Despite new strategies oriented to the study of differential gene expression or other situations in which a threshold must be imposed (8,14,15), there are still many scenarios where discrete classes must be interpreted, in which the functional enrichment analysis is required (e.g. functional analysis of clustering results (40), ChIP-on-Chip experiments, massive KOs, etc.)

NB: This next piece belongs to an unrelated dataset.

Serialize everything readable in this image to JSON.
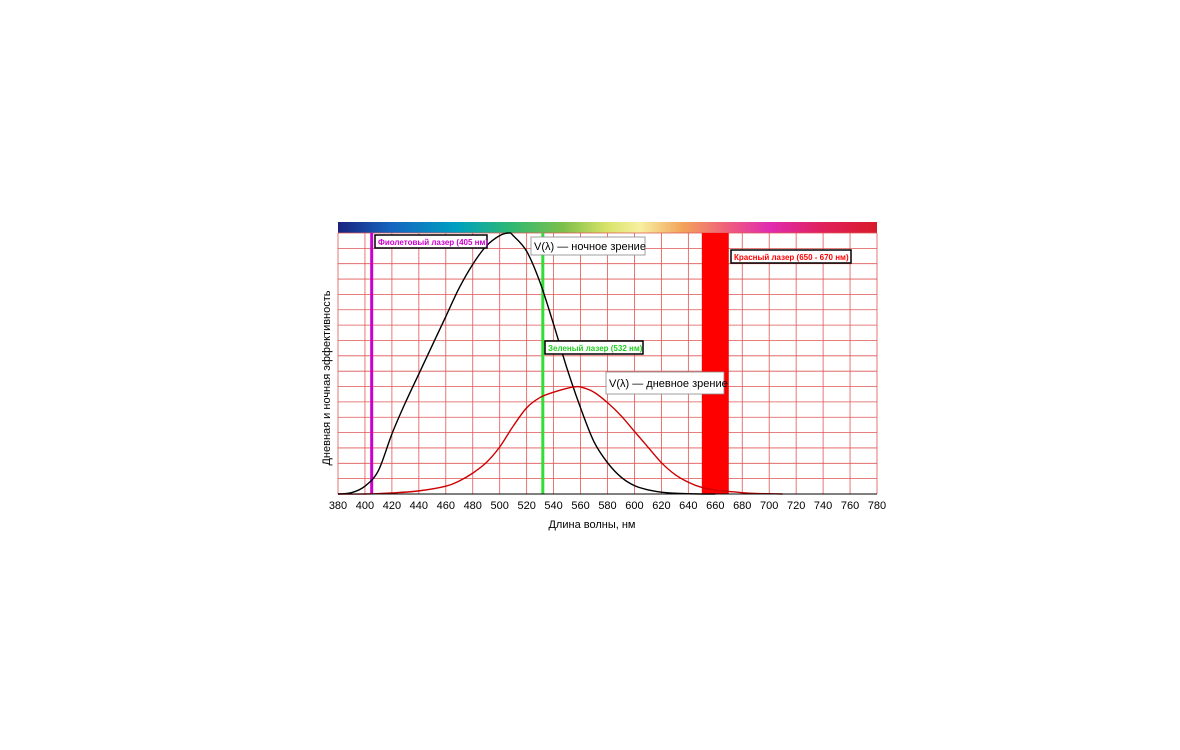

Since functional enrichment analysis is a ‘classic’ among the methods for the biological interpretation of lists of genes there are numerous tools available for such purpose (not all of them are web servers). Reviews can be found in (8,12). A common criticism to many of these tools is that many of them offer almost exactly the same options with slight differences in the tests or in the strategies for testing (12). Programs for functional enrichment analysis must improve their performances by expanding the biologically relevant concepts to be tested beyond the common functional annotations which, in some cases, implies the implementation of different types of tests. It is of special importance the study of orthogonal concepts such as function, regulation, physical interactions, etc., given that it allows to detect genes with common annotations (e.g. genes involved in a given pathway and under the control of the same transcription factor), which provide a more complete biological interpretation of the experiment studied.
Given the number of distinct functional, regulatory, structural and other biologically relevant concepts that have been included in the FatiGO+ it can be considered one of the most complete tools for studying functional enrichment to our knowledge.
Since the biological interpretation of microarray experiments represents a major demand of functional enrichment methods we have connected FatiGO+ to our GEPAS (41,42) suite for microarray data analysis. Nevertheless, despite this primary use, it is important to remark that FatiGO+ can be applied to any type of genome-scale experiment (e.g. proteomics, massive KO with siRNAs, whole genome genotyping, etc.) or even to check genome-scale hypothesis (in evolution, population genetics, development, etc.)
This work is supported by grants from the Spanish ministry of education and science (BIO 2005-01078) and the National Institute of Bioinformatics (www.inab.org) a platform of Genoma España. Funding to pay the Open Access publication charges for this article was provided by Genoma España.
Conflict of interest statement. None declared.